Al final, Bolsonaro es exactamente como esos tontos, charlando ociosamente en la acera mientras los médicos luchan por controlar la afluencia de pacientes en hospitales ya sobrepoblados. Quizás tal incompetencia flagrante en el manejo del brote, combinada con las diversas investigaciones de corrupción en torno a Bolsonaro en este momento, tendrá consecuencias políticas para él, finalmente (en medio de la pandemia, la policía federal lo acusó de interferir en las investigaciones para proteger a sus hijos). Pero no soy tan optimista.

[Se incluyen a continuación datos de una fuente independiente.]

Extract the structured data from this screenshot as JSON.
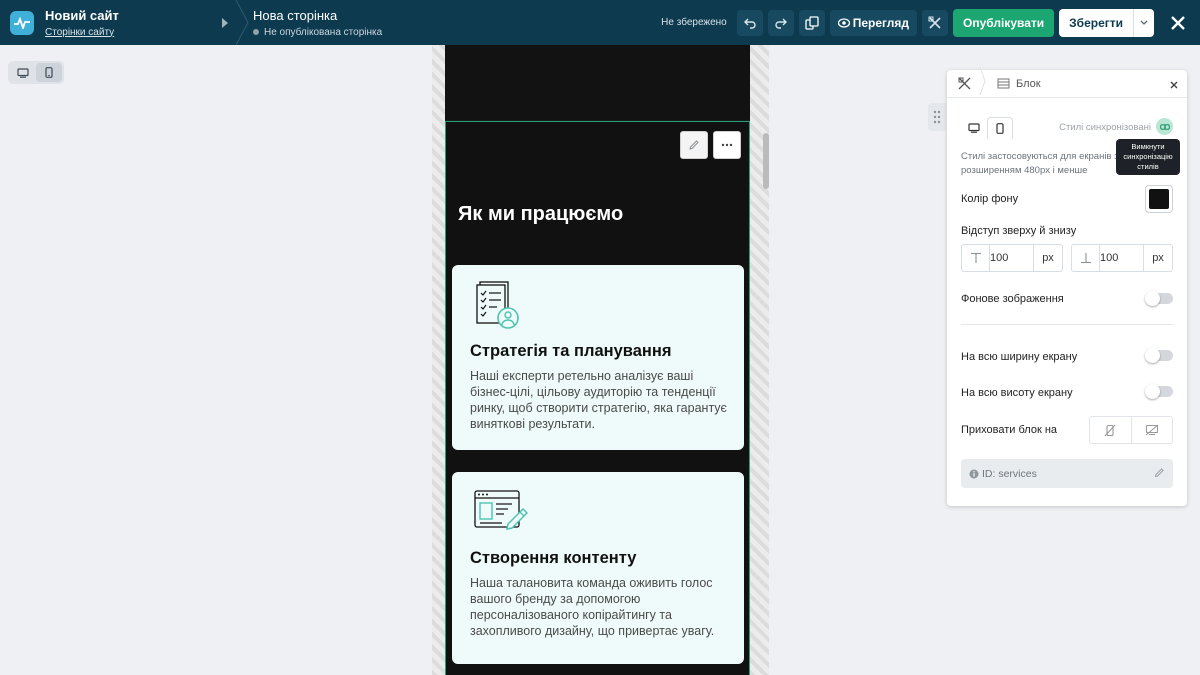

El índice de aprobación de Bolsonaro puede ser bajo, alrededor del 30%, pero su base radical, que incluye al grupo agrícola, al ejército y a los evangélicos, todavía está detrás de él, impulsado por el fanatismo y por las noticias falsas. El Gobierno también ha logrado forjar una alianza con el poderoso bloque centrista en el Congreso, obteniendo su apoyo a cambio de favores políticos.
Así que no contaría con ningún cambio pronto. Estamos justo al comienzo de una larga, dolorosa y desesperada cuarentena.